Hello everyone, I just completed my second to last week interning in the Jin Lab at Scripps Research in neuroscience. This week has gone by unbelievably fast and I can’t believe I’m almost done. It’s hard to believe that by this time next week, I’ll be on my way home.
There wasn’t much to do on Monday this week, my mentor had some car trouble and couldn’t come so I was on my own for the day. I went to a lab meeting in the morning and did some more neuron tracing in the afternoon.
On Tuesday my mentor transfected some cells to use for a qPCR later on. She also showed me how to use the tapestation. I’ve watched her use the tapestation before but it measures concentrations of DNA (similar to the nanodrop but more accurate). I labeled neurons in the afternoon.
This is the tissue culture hood, the pink liquid in the petri dish is the cells in the media
The presentation I went to.
On Wednesday I was able to passage adherent cells using trypsin, otherwise known as cell splitting. I watched my mentor do this on my first or second day so it’s really cool that I am able to do it now. Cell splitting is done in the tissue culture hood and allows you to detach adherent cell cultures which allows for easy resuspension during cell harvesting. The cells start out in Petri dishes full of media, in the petri dish they are adhered to the walls of the dish and each other. Once your cells are in the TC hood you aspirate the media and add trypsin to the plate. Trypsin works to cleave the peptides that attach the cells to the walls of the dish and leave them free floating. The plates with trypsin are incubated for around 5 minutes and then most of the trypsin is removed. You then take a new petri dish and fill it with media that keeps the cells alive, you then move your desired amount of cells to the new petri dish and put the dish in the incubator for your desired amount of time. Intermittently throughout the process you move the plates from the TC hood to a microscope. You can see the cells that are dead, the cells that are cleaved, and the cells that are still stuck to the wall. The computer was booked on Wednesday so I didn’t label any neurons but I did watch a presentation about tissue regeneration in the late afternoon.

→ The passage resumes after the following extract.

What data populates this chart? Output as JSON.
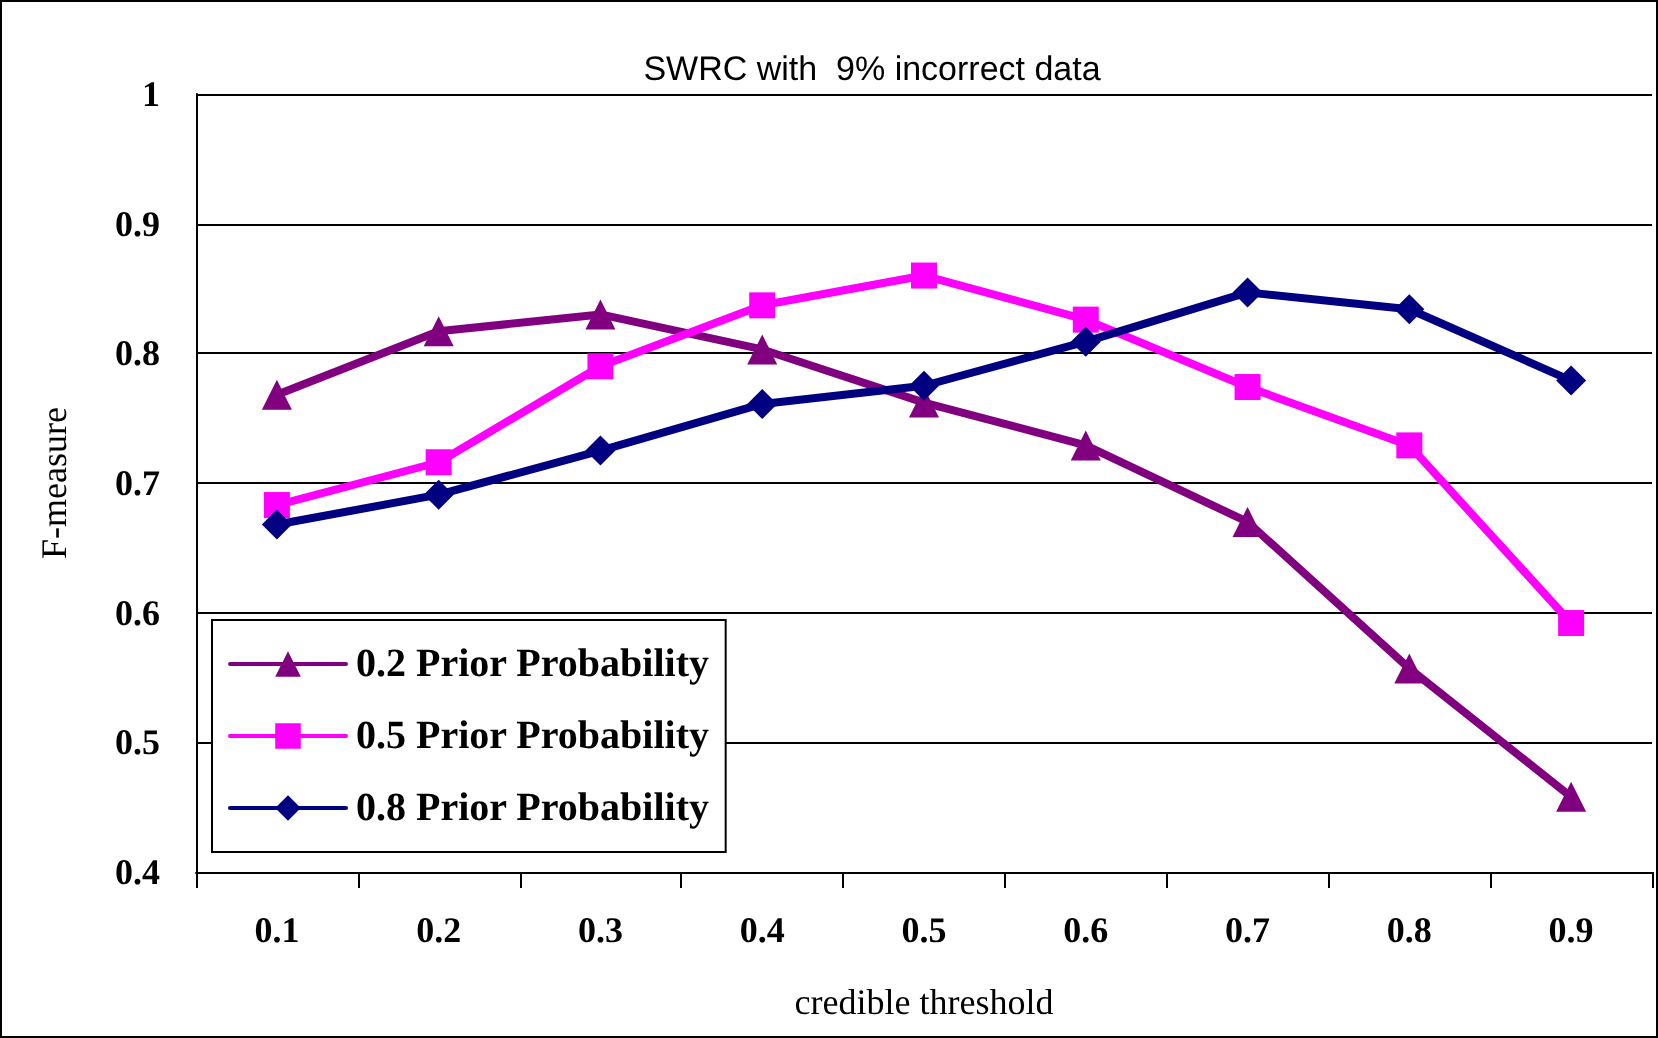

This is the centrifuge I used to spin the wash buffer through the DNA I collected during gel extraction. You always have to make sure to balance your centrifuge, if they aren’t balanced the start violently shaking and sound like airplanes.
This is my tube with the gel band I cut from my electrophoresis. We extracted the DNA from this band.
On Thursday I had to attend a Zoom training in the morning and didn’t get to work until 11. Once I got there I ran a PCR and then ran the PCR on an E-gel. We wanted the DNA from the E-gel so I cracked open the plastic edge and cut out the band we wanted and then extracted the DNA from the gel. I helped my mentor do this last week but I was able to do it pretty much on my own this week. I also finished labeling a neuron image.
Friday was a pretty busy day, we are preparing to run a qPCR (which will happen next Monday) the qPCR will tell us if the CRISPR-Cas9 knockout (knockout of a specific gene) worked. I started in the TC hood with cell lysis, cell lysis breaks down the cell membrane to expose the DNA, RNA, organelles, and other parts of the cell. after the lysis we did a reverse transcription, which is meant to convert RNA or mRNA to complementary DNA or cDNA, the reverse transcription was followed by a PCR. While the PCR was running I helped my mentor run the tapestation (a machine that accurately measures the concentration of a sample) on the sample that I extracted on Thursday. After the PCR was done I put it in the 4-degree fridge where it’ll stay till Monday.
On Saturday Katie and I went to Cabrillo National Monument, the monument overlooks the entire San Diego Bay and skyline, it also has a collection of tidepools that you can walk to when the tide is low. We also learned that the San Diego Museum of Art is free to anyone 17 or under so we went to see the art. That evening we decided to get dressed up and go out to eat to celebrate our last week of work and our last weekend to explore San Diego.
That has been it for my 5th week in San Diego. I know that there are some exciting things happening next week so be sure to come back for those!
-Siena
Siena- Wow! You have been doing some amazing work. I am so impressed with what you are doing…extracting DNA and splitting cells. I so enjoy reading your blogs. Enjoy all of it!